Hanson chose the Birth Center, but she wasn’t an obvious match. She is 35 and had borderline high blood pressure during her pregnancy. She also came to the Birth Center past its typical deadline for accepting clients.

But Hanson said the birth of her son 15 years ago was done without pain medication and she had planned to go that route with her daughter. A practitioner and teacher of mind-body medicine, Hanson knew the ins and outs of natural childbirth.

A key concern? The cost.

“My initial misperception is that I would have to pay a lot of money. I am on Medi-Cal,” she said. “But they take insurance and they take Medi-Cal.”

Hanson went into labor at about 6 p.m. Friday. Ember was born at 5:55 a.m. Saturday.
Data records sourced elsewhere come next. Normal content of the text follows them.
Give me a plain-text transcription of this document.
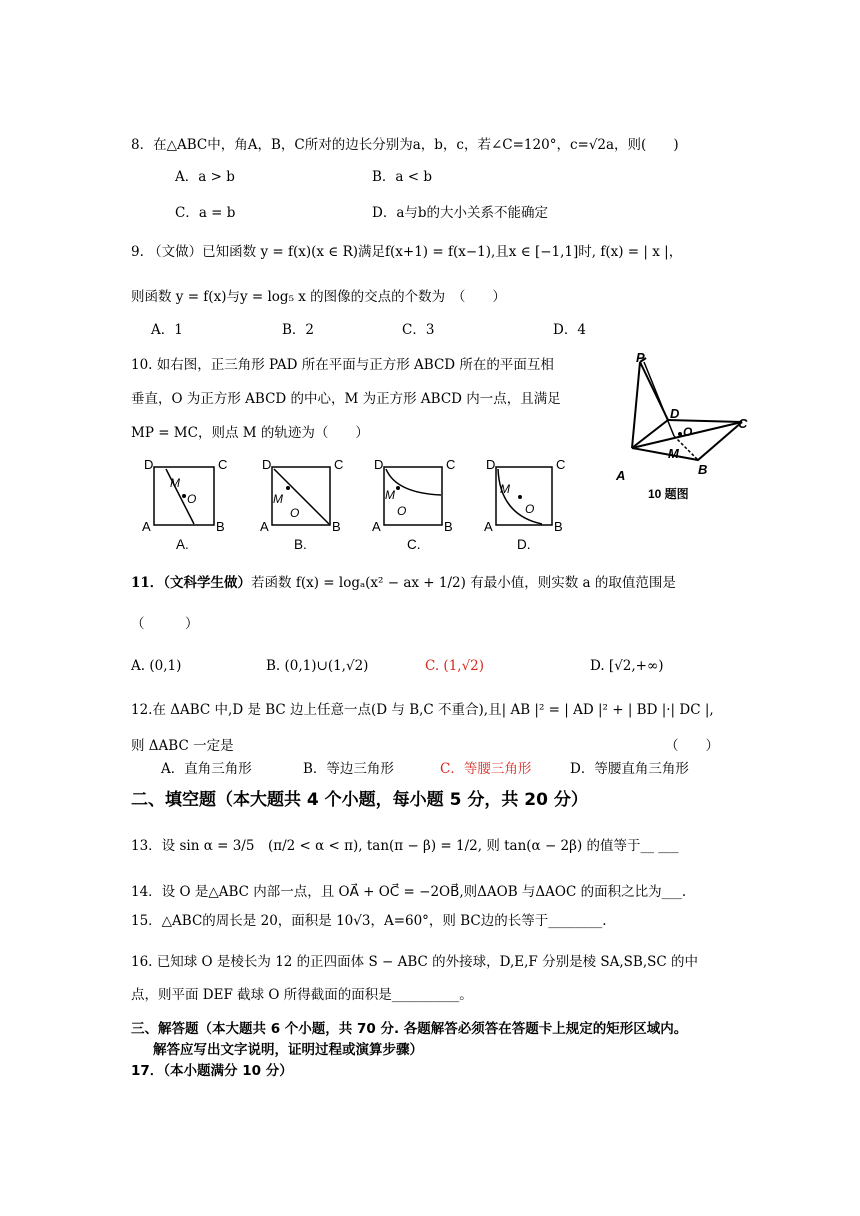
8．在△ABC中，角A，B，C所对的边长分别为a，b，c，若∠C=120°，c=√2a，则(　　)
A．a > b	B．a < b
C．a = b	D．a与b的大小关系不能确定
9. （文做）已知函数 y = f(x)(x ∈ R)满足f(x+1) = f(x−1),且x ∈ [−1,1]时, f(x) = | x |，
则函数 y = f(x)与y = log₅ x 的图像的交点的个数为　（　　）
A．1	B．2	C．3	D．4
10. 如右图，正三角形 PAD 所在平面与正方形 ABCD 所在的平面互相
垂直，O 为正方形 ABCD 的中心，M 为正方形 ABCD 内一点，且满足
MP = MC，则点 M 的轨迹为（　　）
D	C
A	B
M
O
D	C
A	B
M
O
D	C
A	B
M
O
D	C
A	B
M
O
A.	B.	C.	D.
P
D
C
O
M
A	B
10 题图
11．（文科学生做）若函数 f(x) = logₐ(x² − ax + 1/2) 有最小值，则实数 a 的取值范围是
（　　　）
A. (0,1)	B. (0,1)∪(1,√2)	C. (1,√2)	D. [√2,+∞)
12.在 ΔABC 中,D 是 BC 边上任意一点(D 与 B,C 不重合),且| AB |² = | AD |² + | BD |·| DC |,
则 ΔABC 一定是	（　　）
A．直角三角形	B．等边三角形	C．等腰三角形	D．等腰直角三角形
二、填空题（本大题共 4 个小题，每小题 5 分，共 20 分）
13．设 sin α = 3/5　(π/2 < α < π), tan(π − β) = 1/2, 则 tan(α − 2β) 的值等于__ ___
14．设 O 是△ABC 内部一点，且 OA⃗ + OC⃗ = −2OB⃗,则ΔAOB 与ΔAOC 的面积之比为___.
15．△ABC的周长是 20，面积是 10√3，A=60°，则 BC边的长等于________.
16. 已知球 O 是棱长为 12 的正四面体 S − ABC 的外接球，D,E,F 分别是棱 SA,SB,SC 的中
点，则平面 DEF 截球 O 所得截面的面积是__________。
三、解答题（本大题共 6 个小题，共 70 分. 各题解答必须答在答题卡上规定的矩形区域内。
解答应写出文字说明，证明过程或演算步骤）
17．（本小题满分 10 分）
“They had my birth plan memorized and followed it to a T,” she said.

Smith said it’s a sensitive conversation when a woman calls wanting a change. The Birth Center doesn’t automatically take clients, she said.

“I think asking people how they are feeling about things is a lot about what we do as midwives in general,” she said. “Instead of ‘How are you feeling?’ I’ll say ‘How are you doing? How are you doing with all this?’ ”

It’s a lot to deal with, she said.

“I try not to throw gasoline on the fire of fear,” she said. “We are in and out of the hospital. The hospital is a wonderful place for certain people. There is no shame in being in one place or another. The most important thing is that you feel empowered where you are. I happen to think that the hospitals where we are working are doing a fabulous job in keeping birthing families safe.”

“We certainly have zero judgment,” Smith said. “There is no gold star based on where you birth.”